Have you ever been to a football game and sat beside someone who either acts like they have no interest in the game or knows nothing about it? It’s annoying at best. They stand at the wrong time, clap in the wrong places, and they don’t usually look at the field! You wonder what in the world caused them to be there. Maybe it was a free ticket or something, but, at least, you wish that they had researched the game – something! There are a lot of people in church and outside the church who profess faith, but act like they don’t know a blooming thing about the Lord. God help when these folks get put on a committee. It’s usually a disaster.

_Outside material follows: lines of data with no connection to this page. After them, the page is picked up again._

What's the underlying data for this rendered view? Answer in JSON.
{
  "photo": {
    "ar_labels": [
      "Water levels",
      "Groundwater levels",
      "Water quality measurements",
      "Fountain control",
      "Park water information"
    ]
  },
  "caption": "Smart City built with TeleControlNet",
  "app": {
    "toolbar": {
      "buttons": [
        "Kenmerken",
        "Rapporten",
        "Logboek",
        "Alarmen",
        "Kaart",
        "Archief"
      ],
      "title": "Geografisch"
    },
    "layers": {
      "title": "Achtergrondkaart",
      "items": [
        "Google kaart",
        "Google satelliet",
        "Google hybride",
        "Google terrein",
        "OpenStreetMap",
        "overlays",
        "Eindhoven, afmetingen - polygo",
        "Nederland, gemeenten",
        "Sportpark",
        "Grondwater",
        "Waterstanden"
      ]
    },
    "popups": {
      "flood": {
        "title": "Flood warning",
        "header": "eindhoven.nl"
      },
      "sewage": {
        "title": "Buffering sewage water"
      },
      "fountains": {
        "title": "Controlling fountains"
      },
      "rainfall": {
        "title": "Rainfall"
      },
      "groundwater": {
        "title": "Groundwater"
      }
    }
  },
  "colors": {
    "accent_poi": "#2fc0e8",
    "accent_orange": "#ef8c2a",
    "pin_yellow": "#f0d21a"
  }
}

We need enthusiasm! We need people who want to REALLY know Jesus and make Him known! Lent is our church season to wake us up. It should be a time when we rise every day to an ever higher crescendo of discipleship. I’m not talking about somber dull faith. We need folks who are on fire for Jesus with enthusiasm overflowing. John Wesley, our Methodist founder, said of our movement’s success and its cause, “Set yourself on fire with passion & people will come for miles to watch you burn.” Amen to that.

The story is told about a city man who was riding along at 55 mph when he looked out the window and couldn’t believe his eyes. He saw a three-legged chicken running beside the car. He accelerated to 60 mph and the three-legged chicken kept up with him! At 70 the chicken took off and left him in the dust. The man pulled over dumbfounded, and stopped in a farmer’s yard.

He rolled down his window and asked the farmer if he had seen the chicken dash by. The farmer said, “Sure, I saw it. I’ve seen plenty of them.” “What was it?” asked the man.  “The farmer said, “That was one of our three-legged chickens.” “Three-legged chickens! What do you mean, three-legged chickens?” “Well,” said the farmer, “there are three of us in the family: my wife, my boy, and myself. We all like drumsticks so we decided to breed three-legged chickens. That way we all can get a drumstick.” “Well do they taste good?” asked the city fellow. The farmer shook his head and replied, “I don’t know. We’ve never been able to catch one.”

May our enthusiasm keep us from being caught by laziness or a lack of faithfulness. Let’s outpace the world and outrun the Devil! Run on!